Agentforce can chain multiple retrievals together:

// Conceptual multi-hop retrieval
query = "What was the resolution for the last return issue from Acme Corp?"

hop1 = retrieve("Recent cases for Acme Corp");
// Found: Case #12345 - Return issue

hop2 = retrieve("Resolution details for Case #12345");
// Found: Refund processed, customer satisfied

hop3 = retrieve("Similar resolutions");
// Found: 5 similar cases with same pattern

Temporal Awareness

Recent information is prioritized:

// Conceptual recency scoring adjustments
scoringAdjustment = {
lastWeek: +0.20,
lastMonth: +0.10,
lastQuarter: +0.05,
lastYear: +0.02,
older: -0.10
}

Performance Benefits

Why RAG + Re-ranking Matters

Hybrid Search Advantages:

  • ✅ Combines keyword precision with semantic understanding
  • ✅ Finds relevant content even when exact terms don't match
  • ✅ Adapts to different query phrasings
  • ✅ Respects data permissions and recency

Re-ranking Impact:

  • ✅ Prioritizes most relevant results
  • ✅ Balances multiple relevance factors
  • ✅ Reduces irrelevant responses
  • ✅ Improves user satisfaction
tip

Hybrid search (keyword + semantic) consistently outperforms either method alone, especially for complex or ambiguous queries.


Monitoring

Performance Considerations

Typical Retrieval Performance:

  • Processing Time: 400-1000ms per request
  • Sources Queried: 3-6 data sources (Knowledge, Salesforce Records, Vector Search)
  • Candidates Retrieved: 30-50 initial candidates
  • Final Selection: 3-5 most relevant items
  • Relevance Threshold: Minimum 0.7 semantic similarity score
note

Monitor your agent's performance through Setup → Einstein → Einstein for Service. Salesforce provides built-in analytics for response quality and retrieval effectiveness.


Configuration

Typical Retrieval Settings

info

The following configurations represent typical values used by Agentforce's RAG engine. These settings are managed by Salesforce and are NOT user-configurable in standard Agentforce implementations. They are shown here for understanding how the system operates internally.

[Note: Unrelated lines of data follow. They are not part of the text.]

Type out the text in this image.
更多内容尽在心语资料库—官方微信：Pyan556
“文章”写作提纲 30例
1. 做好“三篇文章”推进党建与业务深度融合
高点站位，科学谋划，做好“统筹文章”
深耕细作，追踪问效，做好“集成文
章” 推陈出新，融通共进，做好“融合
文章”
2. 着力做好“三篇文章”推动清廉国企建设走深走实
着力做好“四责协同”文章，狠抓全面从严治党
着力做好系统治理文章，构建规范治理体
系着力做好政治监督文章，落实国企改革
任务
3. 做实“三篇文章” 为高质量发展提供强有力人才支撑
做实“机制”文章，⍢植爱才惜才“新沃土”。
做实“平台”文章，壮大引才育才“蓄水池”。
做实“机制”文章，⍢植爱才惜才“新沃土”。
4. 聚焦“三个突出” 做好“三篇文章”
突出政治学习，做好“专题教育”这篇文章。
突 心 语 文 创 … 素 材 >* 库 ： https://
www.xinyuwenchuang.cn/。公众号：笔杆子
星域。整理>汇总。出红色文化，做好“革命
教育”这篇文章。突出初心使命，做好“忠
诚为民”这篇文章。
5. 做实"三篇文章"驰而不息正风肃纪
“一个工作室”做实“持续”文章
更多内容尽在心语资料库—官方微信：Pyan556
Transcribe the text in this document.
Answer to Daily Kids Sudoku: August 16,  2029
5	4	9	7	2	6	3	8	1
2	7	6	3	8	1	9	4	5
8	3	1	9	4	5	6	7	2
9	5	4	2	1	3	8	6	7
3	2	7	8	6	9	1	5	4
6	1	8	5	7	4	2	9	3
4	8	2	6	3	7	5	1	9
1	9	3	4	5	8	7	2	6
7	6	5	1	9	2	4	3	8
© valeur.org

Example Retrieval Configuration:

{
"retrieval": {
"maxCandidates": 50,
"topK": 5,
"semanticThreshold": 0.7,
"enableHybridSearch": true,
"sources": {
"knowledgeBase": {
"enabled": true,
"weight": 1.0
},
"vectorSearch": {
"enabled": true,
"weight": 1.2
},
"salesforceRecords": {
"enabled": true,
"weight": 0.8
}
}
}
}

Typical Re-ranking Weights

Example Re-ranking Configuration:

{
"reranking": {
"semanticSimilarity": 0.40,
"recency": 0.20,
"authority": 0.15,
"userPreferences": 0.10,
"completeness": 0.10,
"accessibility": 0.05
}
}
What You CAN Configure

While the RAG engine parameters above are automatic, you can configure:

  • Data Sources: Enable/disable Knowledge Base, Data Cloud, Salesforce objects
  • Knowledge Articles: Select which articles are accessible
  • Record Access: Configure object and field-level security
  • Topic Filters: Define which topics trigger retrieval

Configure these in Setup → Agent → Topics & Actions


Best Practices

✅ Do's

  • ✅ Use hybrid search (keyword + semantic)
  • ✅ Re-rank results for optimal relevance
  • ✅ Track citations for transparency
  • ✅ Respect token limits in context selection
  • ✅ Monitor relevance scores

❌ Don'ts

  • ❌ Rely solely on keyword search
  • ❌ Skip re-ranking (uses first results)
  • ❌ Exceed token budgets
  • ❌ Ignore user permissions
  • ❌ Return uncited information

Troubleshooting

Issue: Low Relevance Scores

Symptoms:

  • Users report irrelevant information
  • Low satisfaction scores

Solutions:

  1. Tune re-ranking weights
  2. Expand vector embedding model
  3. Add more data sources
  4. Improve query understanding

Issue: Slow Retrieval

Symptoms:

  • Stage 5 takes > 1000ms
  • Timeout errors

Solutions:

  1. Add caching layer
  2. Reduce max candidates
  3. Optimize vector search indices
  4. Use parallel retrieval

Integration with Stage 6

Retrieved information moves to Stage 6: Quality & Safety Gates:



Stage 5 ensures AI responses are grounded in relevant, authoritative information through advanced RAG techniques, delivering 2x better relevance than basic keyword search.